De WR English definitions
Adapted From: WordNet 2.0 Copyright 2003 by Princeton University. All rights reserved.
*staple* *A*_noun_*1 *basic, *staple*
_(usually plural) a necessary commodity for which demand is constant _


Espero que te ayude a encontrar la traducción más precisa.


----------



## lauranazario

Hola María.
Dos interpretaciones... a ver si alguna se ajusta al contexto de tu documento.

Polyester is produced as a staple (cut) fibre = *el poliéster se produce como una fibra básica de...*

Polyester is produced as a staple (cut) fibre = *la fibra de poliéster se produce como materia prima para...*

Saludos,
LN


----------



## María Madrid

En realidad mi frase termina ahí "Polyester is produced as a *staple (cut) fibre*."
Supongo que la primera opción es la mejor. De nuevo un millón de gracias! Saludos.


----------



## lauranazario

Bueno, se trata. 

Siempre un placer,
LN


----------



## Lagartija

María Madrid said:
			
		

> En realidad mi frase termina ahí "Polyester is produced as a *staple (cut) fibre*."
> Supongo que la primera opción es la mejor. De nuevo un millón de gracias! Saludos.



In textiles a staple fiber usually is defined as:
A natural fibre (raw cotton, wool, hemp, flax) that can be twisted to form yarn
"staple fibers vary widely in length"

But I have also seen synthetic materials referred to as "staple".  This means that the yarn is made from PIECES of the fiber rather than a monofiliment like "line silk" or nylon.


----------



## María Madrid

Thank you all so much!
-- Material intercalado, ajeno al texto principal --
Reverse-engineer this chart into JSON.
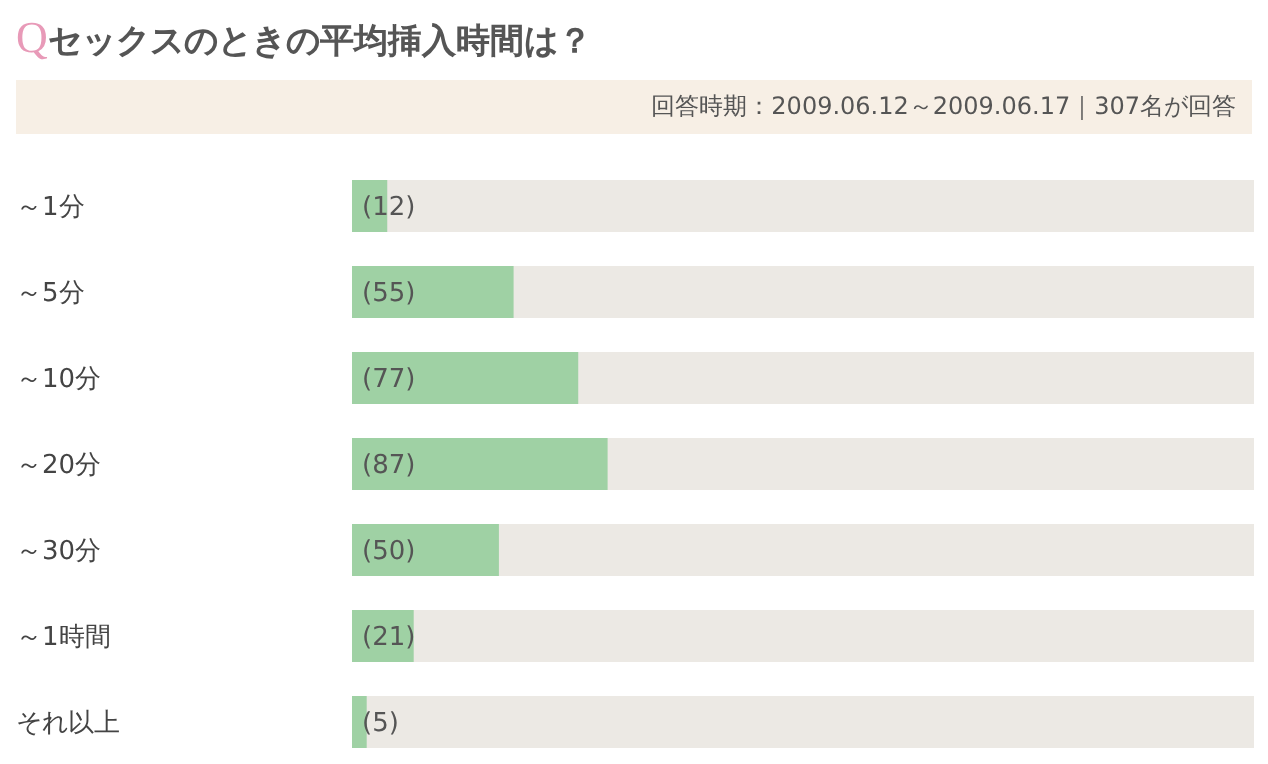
{
  "chart_data": {
    "type": "bar",
    "orientation": "horizontal",
    "title": "Qセックスのときの平均挿入時間は？",
    "subtitle": "回答時期：2009.06.12～2009.06.17｜307名が回答",
    "categories": [
      "～1分",
      "～5分",
      "～10分",
      "～20分",
      "～30分",
      "～1時間",
      "それ以上"
    ],
    "values": [
      12,
      55,
      77,
      87,
      50,
      21,
      5
    ],
    "value_labels": [
      "(12)",
      "(55)",
      "(77)",
      "(87)",
      "(50)",
      "(21)",
      "(5)"
    ],
    "color": "#9fd1a4",
    "xlim": [
      0,
      307
    ],
    "tick_labels": "y"
  }
}
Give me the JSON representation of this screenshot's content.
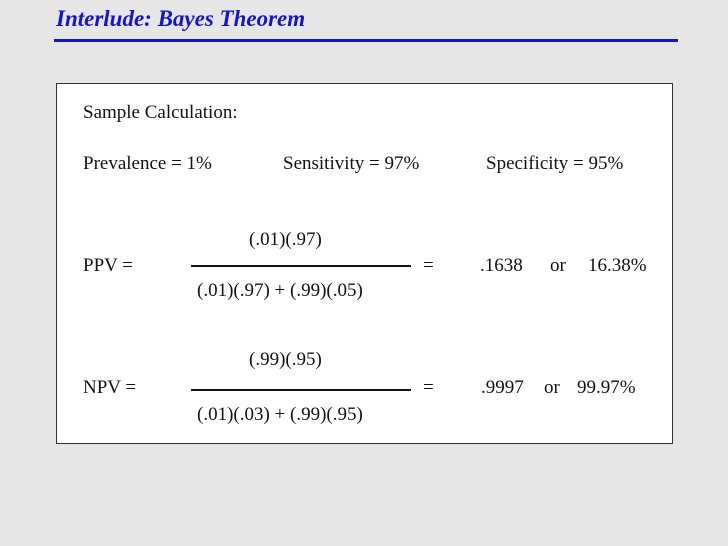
{
  "slide": {
    "title": "Interlude: Bayes Theorem"
  },
  "panel": {
    "heading": "Sample Calculation:",
    "params": {
      "prevalence": "Prevalence = 1%",
      "sensitivity": "Sensitivity = 97%",
      "specificity": "Specificity = 95%"
    },
    "ppv": {
      "label": "PPV =",
      "numerator": "(.01)(.97)",
      "denominator": "(.01)(.97) + (.99)(.05)",
      "equals": "=",
      "value": ".1638",
      "or": "or",
      "percent": "16.38%"
    },
    "npv": {
      "label": "NPV =",
      "numerator": "(.99)(.95)",
      "denominator": "(.01)(.03) + (.99)(.95)",
      "equals": "=",
      "value": ".9997",
      "or": "or",
      "percent": "99.97%"
    }
  }
}
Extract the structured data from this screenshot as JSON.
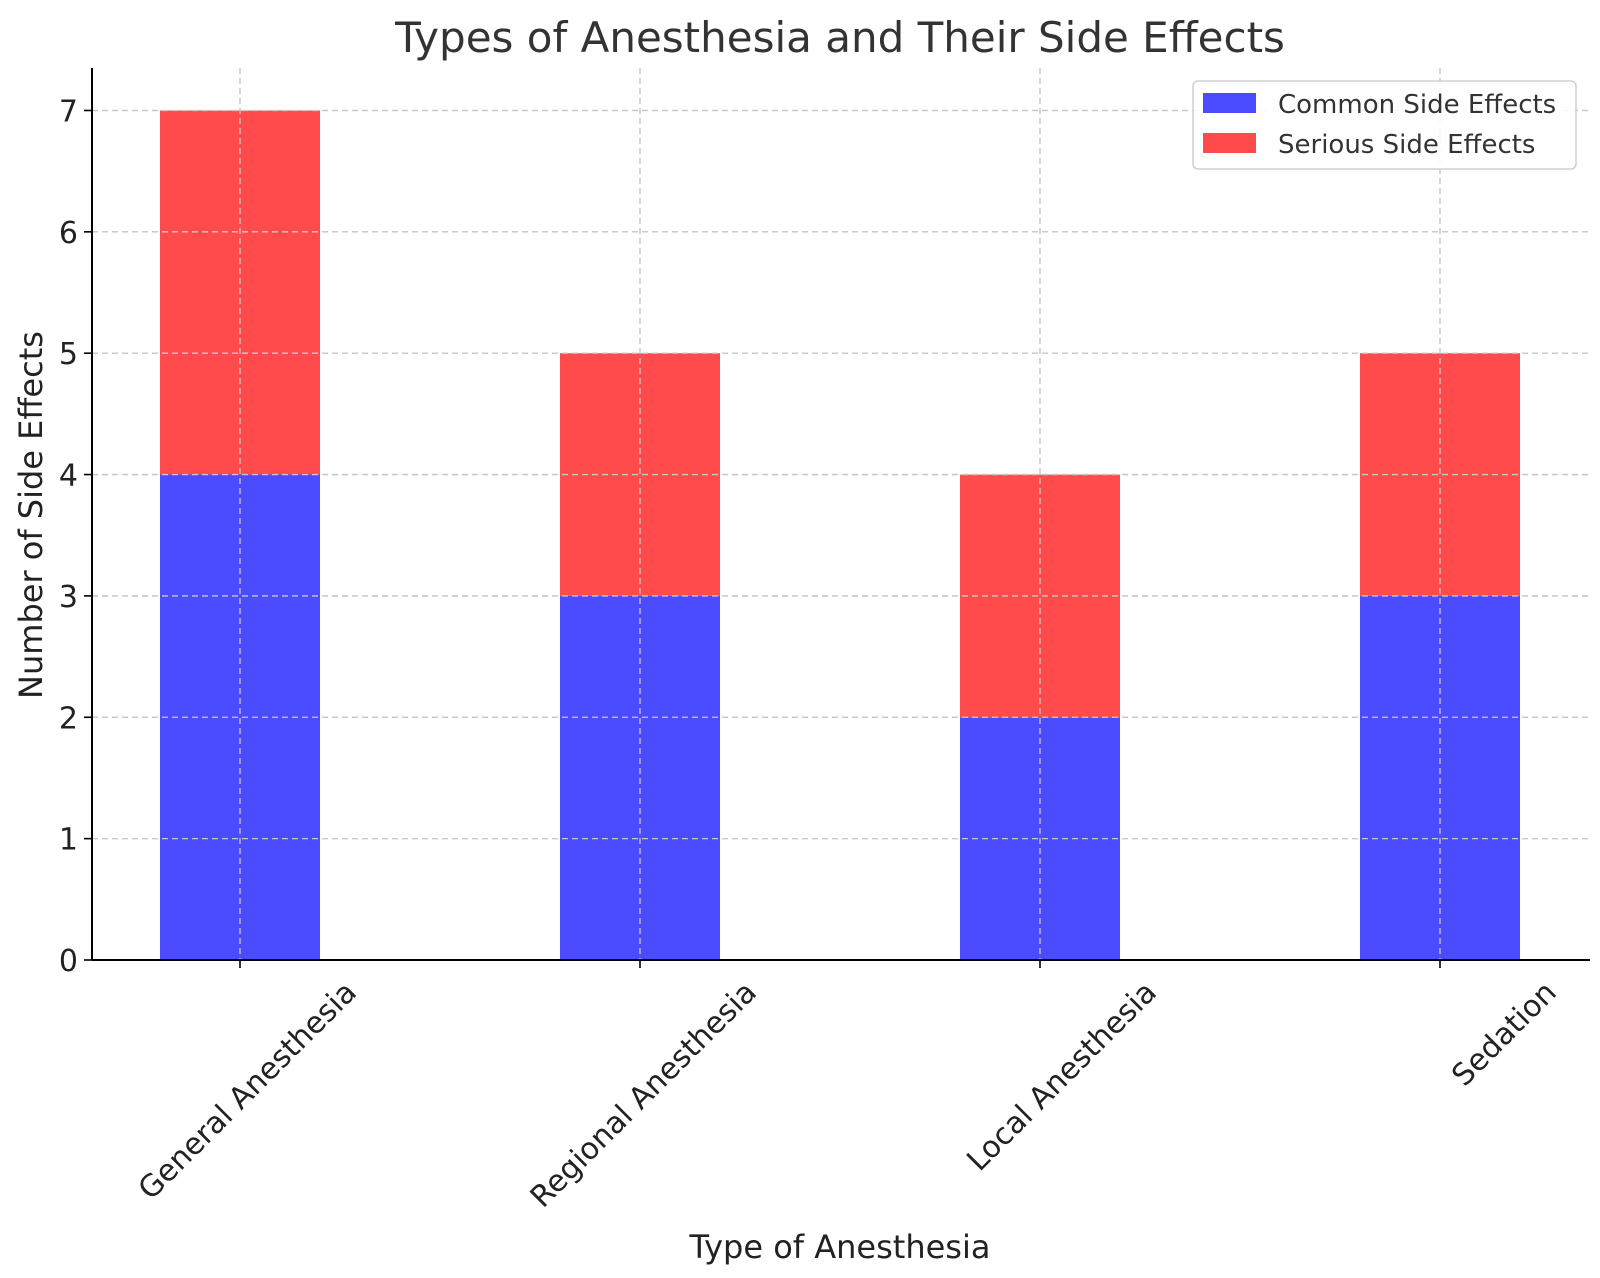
{
  "chart_data": {
    "type": "bar",
    "stacked": true,
    "title": "Types of Anesthesia and Their Side Effects",
    "xlabel": "Type of Anesthesia",
    "ylabel": "Number of Side Effects",
    "categories": [
      "General Anesthesia",
      "Regional Anesthesia",
      "Local Anesthesia",
      "Sedation"
    ],
    "series": [
      {
        "name": "Common Side Effects",
        "values": [
          4,
          3,
          2,
          3
        ],
        "color": "#4b4bff"
      },
      {
        "name": "Serious Side Effects",
        "values": [
          3,
          2,
          2,
          2
        ],
        "color": "#ff4b4b"
      }
    ],
    "ylim": [
      0,
      7.35
    ],
    "yticks": [
      0,
      1,
      2,
      3,
      4,
      5,
      6,
      7
    ],
    "grid": true,
    "legend": "top-right"
  }
}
And thank you for your post, Lagartija-

Now, what can that possibily be in Spanish?!!!! Thanks again!


----------



## Lagartija

María Madrid said:
			
		

> Thank you all so much! And thank you for your post, Lagartija-
> 
> Now, what can that possibily be in Spanish?!!!! Thanks again!



¿Quizá "hilar de fibra cortada" ?  This gets the idea across that it is a cut fiber yarn and not a monofilament yarn.


----------



## Eye in the Sky

Cierto. Staple fibers: fibra cortada (Dicc. Enciclop. de Ccias y Tecnol.)


----------



## cocomoreno

Fibras discontinuas


----------



## Nightly_Knight

Ayer estaba leyendo un libro, "Chemical Process Industries", del autor (por cierto, ingeniero químico) Shrieve.
En el capítulo 35, titulado "Man-Made Fibers and Film Industries", al autor menciona lo siguiente:

<< [...] Concerning length, there are, essentially, two types of fibers, continuous-filament and staple fibers. [...] Cotton and wool are examples of natural fibers in the _staple_ form, i. e., of short and more or less uniform lengths. Artificial staple fibers such as rayon, acetate, nylon, and Dacron result from the cutting tow (untwisted continuous filaments) to uniform lengths, usually between 1 1/2 and 6 in. [...] >>

Por lo tanto, yo traduciría "staple fiber" como "fibra segmentada o cortada en segmentos", no como "fibra de materia prima".
Este término es más técnico que coloquial, como sería al traducir *staple* como _grapa_ o como _producto básico_, _principal_ o _materia prima_.

Saludos a todos y espero les ayude mi aportación.


----------